Set up cohort analysis to track how different groups of users behave over time. Users acquired through organic search often have better retention than those from paid social campaigns.
Customer Lifetime Value (LTV) is your north star metric. If your LTV is £50 but your CPA is £60, you're slowly going out of business. Simple as that. Track these numbers weekly, not monthly—by then its often too late to course-correct.
Common Mistakes That Kill Both Acquisition and Retention
After years of watching apps rise and fall, I've noticed the same mistakes crop up again and again. These aren't just small oversights—they're the kind of errors that can sink your entire user growth strategy, whether you're trying to attract new users or keep existing ones happy.
The biggest mistake I see? Treating acquisition and retention as completely separate problems. Sure, they require different tactics, but they share the same foundation: understanding what your users actually want from your app. I've watched countless clients pour money into Facebook ads to drive downloads, only to have users delete the app within days because the onboarding experience was confusing or the app didn't deliver on its promise.
The Most Damaging Mistakes
- Focusing on vanity metrics like downloads instead of meaningful engagement
- Creating separate teams for acquisition and retention without proper communication
- Ignoring user feedback because "we know what's best for our users"
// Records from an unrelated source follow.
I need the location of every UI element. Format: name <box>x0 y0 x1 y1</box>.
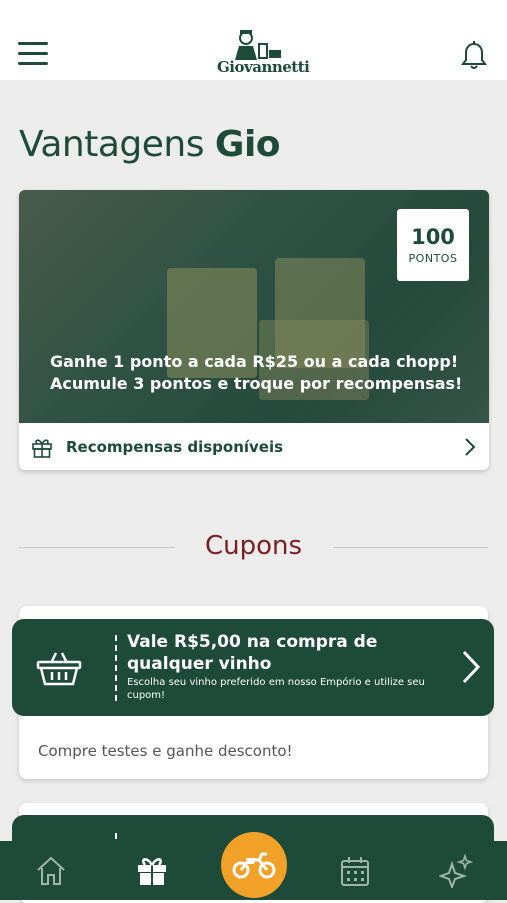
coupon-description: Escolha seu vinho preferido em nosso Emp… <box>127 677 425 701</box>
points-label: PONTOS <box>408 252 458 265</box>
coupon-footer-text: Compre testes e ganhe desconto! <box>38 742 293 760</box>
motorcycle-icon <box>232 852 276 879</box>
app-header: Giovannetti <box>0 0 507 80</box>
menu-button[interactable] <box>18 42 48 68</box>
hero-image: 100 PONTOS Ganhe 1 ponto a cada R$25 ou … <box>19 190 489 423</box>
menu-bar <box>18 62 48 65</box>
hero-text: Ganhe 1 ponto a cada R$25 ou a cada chop… <box>50 351 480 395</box>
basket-icon <box>36 652 82 686</box>
logo-figure-icon <box>235 30 281 60</box>
menu-bar <box>18 52 48 55</box>
points-card: 100 PONTOS Ganhe 1 ponto a cada R$25 ou … <box>19 190 489 470</box>
coupons-section-title: Cupons <box>204 531 303 561</box>
page-title-bold: Gio <box>214 124 281 165</box>
logo-text: Giovannetti <box>217 58 310 76</box>
home-icon[interactable] <box>34 854 68 888</box>
coupon-banner[interactable]: Vale R$5,00 na compra de qualquer vinho … <box>12 619 494 716</box>
chevron-right-icon <box>462 650 481 684</box>
hero-text-line1: Ganhe 1 ponto a cada R$25 ou a cada chop… <box>50 352 459 371</box>
page-title-prefix: Vantagens <box>19 124 204 165</box>
gift-icon <box>32 439 52 458</box>
menu-bar <box>18 42 48 45</box>
bell-icon[interactable] <box>458 40 490 72</box>
coupon-separator <box>115 635 117 701</box>
page-title: Vantagens Gio <box>19 124 281 165</box>
sparkles-icon[interactable] <box>439 854 473 888</box>
coupon-title: Vale R$5,00 na compra de qualquer vinho <box>127 632 378 674</box>
calendar-icon[interactable] <box>338 854 372 888</box>
rewards-label: Recompensas disponíveis <box>66 438 284 456</box>
chevron-right-icon <box>465 438 476 456</box>
points-badge: 100 PONTOS <box>397 209 469 281</box>
brand-logo[interactable]: Giovannetti <box>213 28 310 78</box>
rewards-link[interactable]: Recompensas disponíveis <box>19 423 489 470</box>
points-value: 100 <box>411 225 455 249</box>
delivery-button[interactable] <box>221 832 287 898</box>
hero-text-line2: Acumule 3 pontos e troque por recompensa… <box>50 374 463 393</box>
gift-icon[interactable] <box>135 854 169 888</box>
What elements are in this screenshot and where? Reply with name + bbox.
- Over-promising in marketing materials and under-delivering in the actual app experience
- Neglecting app store optimisation while spending thousands on paid advertising
- Building features nobody asked for instead of fixing basic usability issues
- Sending push notifications that feel spammy rather than helpful
Another killer mistake is assuming that what works for other apps will work for yours. I've seen clients copy competitor strategies without understanding why those strategies worked in the first place. Context matters. A gaming app's retention strategy won't necessarily work for a productivity app.
The truth is, users can smell inauthenticity from a mile away. If your app promises to solve a problem but then makes users jump through hoops to get value, they'll leave. And they won't come back. The apps that succeed long-term are the ones that deliver value immediately and consistently—both to new users discovering the app and existing users who've stuck around.
Conclusion
Look, after years of building apps and watching some soar while others crash and burn, I've learned that the whole "acquisition vs retention" debate is actually missing the point. It's not really about choosing one over the other—it's about understanding that they're two sides of the same coin, and that coin is called sustainable growth.
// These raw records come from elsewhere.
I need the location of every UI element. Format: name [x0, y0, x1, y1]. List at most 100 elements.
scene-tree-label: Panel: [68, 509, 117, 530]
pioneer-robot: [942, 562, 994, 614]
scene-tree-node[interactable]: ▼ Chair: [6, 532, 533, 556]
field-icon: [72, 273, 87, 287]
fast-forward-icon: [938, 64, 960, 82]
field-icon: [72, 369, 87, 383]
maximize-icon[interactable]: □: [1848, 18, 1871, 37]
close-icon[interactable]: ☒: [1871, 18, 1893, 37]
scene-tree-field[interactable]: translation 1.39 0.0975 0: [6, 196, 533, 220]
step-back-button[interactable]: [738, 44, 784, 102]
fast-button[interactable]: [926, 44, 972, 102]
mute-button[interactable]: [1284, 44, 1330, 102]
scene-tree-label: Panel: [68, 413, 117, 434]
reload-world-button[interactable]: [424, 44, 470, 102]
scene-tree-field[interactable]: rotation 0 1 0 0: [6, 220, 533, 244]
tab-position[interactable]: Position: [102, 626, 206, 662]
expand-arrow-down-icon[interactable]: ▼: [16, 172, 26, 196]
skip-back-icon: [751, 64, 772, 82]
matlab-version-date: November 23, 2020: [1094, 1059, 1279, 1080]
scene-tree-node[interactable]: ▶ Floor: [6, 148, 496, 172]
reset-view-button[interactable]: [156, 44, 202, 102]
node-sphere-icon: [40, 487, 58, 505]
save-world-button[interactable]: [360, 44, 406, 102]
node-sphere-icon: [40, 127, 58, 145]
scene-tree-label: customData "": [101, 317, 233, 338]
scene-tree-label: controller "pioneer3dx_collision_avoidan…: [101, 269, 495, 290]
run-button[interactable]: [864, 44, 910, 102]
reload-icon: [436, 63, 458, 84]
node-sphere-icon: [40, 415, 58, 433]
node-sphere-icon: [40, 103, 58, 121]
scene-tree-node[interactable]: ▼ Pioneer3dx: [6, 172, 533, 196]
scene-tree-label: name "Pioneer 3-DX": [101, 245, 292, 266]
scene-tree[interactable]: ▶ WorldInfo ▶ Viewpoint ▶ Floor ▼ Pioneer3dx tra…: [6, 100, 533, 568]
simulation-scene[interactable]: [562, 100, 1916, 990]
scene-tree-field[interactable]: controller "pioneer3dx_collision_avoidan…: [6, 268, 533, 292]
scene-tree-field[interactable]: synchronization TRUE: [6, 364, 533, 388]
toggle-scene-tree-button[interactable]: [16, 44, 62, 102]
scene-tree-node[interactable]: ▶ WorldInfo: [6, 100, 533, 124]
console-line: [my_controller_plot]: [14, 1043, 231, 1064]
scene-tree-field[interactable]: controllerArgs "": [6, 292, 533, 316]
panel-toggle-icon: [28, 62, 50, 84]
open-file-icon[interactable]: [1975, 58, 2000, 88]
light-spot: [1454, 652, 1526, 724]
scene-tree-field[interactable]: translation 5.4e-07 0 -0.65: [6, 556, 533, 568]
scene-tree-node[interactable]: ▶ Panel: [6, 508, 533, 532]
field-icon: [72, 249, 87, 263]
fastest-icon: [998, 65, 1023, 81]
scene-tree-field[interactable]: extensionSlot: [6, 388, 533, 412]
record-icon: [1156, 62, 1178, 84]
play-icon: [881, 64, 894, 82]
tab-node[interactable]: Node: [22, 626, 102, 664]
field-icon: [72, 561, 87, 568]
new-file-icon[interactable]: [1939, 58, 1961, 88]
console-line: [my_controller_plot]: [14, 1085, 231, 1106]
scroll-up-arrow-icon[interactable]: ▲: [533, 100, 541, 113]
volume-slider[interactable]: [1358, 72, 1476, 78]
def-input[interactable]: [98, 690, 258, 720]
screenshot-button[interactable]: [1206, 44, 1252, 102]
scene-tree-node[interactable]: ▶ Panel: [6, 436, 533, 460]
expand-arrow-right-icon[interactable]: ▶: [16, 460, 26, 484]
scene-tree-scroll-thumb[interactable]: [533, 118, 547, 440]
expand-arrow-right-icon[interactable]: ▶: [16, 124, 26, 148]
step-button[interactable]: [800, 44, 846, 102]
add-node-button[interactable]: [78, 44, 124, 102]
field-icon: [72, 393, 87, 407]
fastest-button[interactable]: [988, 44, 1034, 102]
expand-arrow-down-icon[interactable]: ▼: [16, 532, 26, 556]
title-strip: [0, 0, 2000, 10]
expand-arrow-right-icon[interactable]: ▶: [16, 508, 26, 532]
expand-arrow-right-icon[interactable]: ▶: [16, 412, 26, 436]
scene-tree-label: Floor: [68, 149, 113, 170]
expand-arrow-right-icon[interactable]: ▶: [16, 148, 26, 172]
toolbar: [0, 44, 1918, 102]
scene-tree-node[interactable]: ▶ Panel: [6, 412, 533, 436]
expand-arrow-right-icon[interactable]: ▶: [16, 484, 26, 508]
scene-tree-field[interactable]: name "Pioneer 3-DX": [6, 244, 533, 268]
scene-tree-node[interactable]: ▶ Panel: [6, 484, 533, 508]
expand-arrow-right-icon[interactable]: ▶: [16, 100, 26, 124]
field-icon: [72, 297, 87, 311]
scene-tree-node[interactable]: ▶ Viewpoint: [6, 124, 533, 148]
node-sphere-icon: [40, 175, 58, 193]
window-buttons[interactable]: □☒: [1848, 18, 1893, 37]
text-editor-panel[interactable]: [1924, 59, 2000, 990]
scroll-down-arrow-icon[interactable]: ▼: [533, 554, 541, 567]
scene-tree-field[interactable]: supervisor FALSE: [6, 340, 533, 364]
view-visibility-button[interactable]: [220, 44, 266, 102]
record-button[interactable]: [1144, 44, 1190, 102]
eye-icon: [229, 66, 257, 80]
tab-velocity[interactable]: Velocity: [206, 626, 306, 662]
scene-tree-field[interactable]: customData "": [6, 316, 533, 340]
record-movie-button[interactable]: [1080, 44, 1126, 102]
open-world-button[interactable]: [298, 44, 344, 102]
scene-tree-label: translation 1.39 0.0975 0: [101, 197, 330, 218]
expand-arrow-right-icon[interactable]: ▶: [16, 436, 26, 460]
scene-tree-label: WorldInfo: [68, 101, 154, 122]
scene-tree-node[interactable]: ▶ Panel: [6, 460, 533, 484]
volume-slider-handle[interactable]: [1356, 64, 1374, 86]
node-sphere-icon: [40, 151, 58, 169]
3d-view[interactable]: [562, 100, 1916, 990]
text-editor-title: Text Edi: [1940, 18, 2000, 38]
The apps that succeed long-term are the ones that figure out this balance early on. They don't blow their entire budget on flashy acquisition campaigns while their existing users are having a rubbish experience. But they also don't get so obsessed with perfecting their product that they forget to actually tell people about it. It's about timing, really.
Here's what I tell every client who asks me this question: start with retention as your foundation. Build something people actually want to keep using, measure how sticky it is, then gradually ramp up your acquisition efforts. If your retention rates are terrible, throwing money at user acquisition is like trying to fill a bucket with holes in it—expensive and frustrating.
The most successful apps I've worked on treat every new user like they might become a long-term customer, not just a number in their monthly active users report. They think about the entire user journey from that first app store visit through to becoming a loyal advocate who tells their friends about the app.
At the end of the day, both user acquisition and customer retention are just tools in your growth strategy toolkit. The magic happens when you use them together thoughtfully, based on real data about your users and your business goals. That's how you build an app that doesn't just survive—it thrives.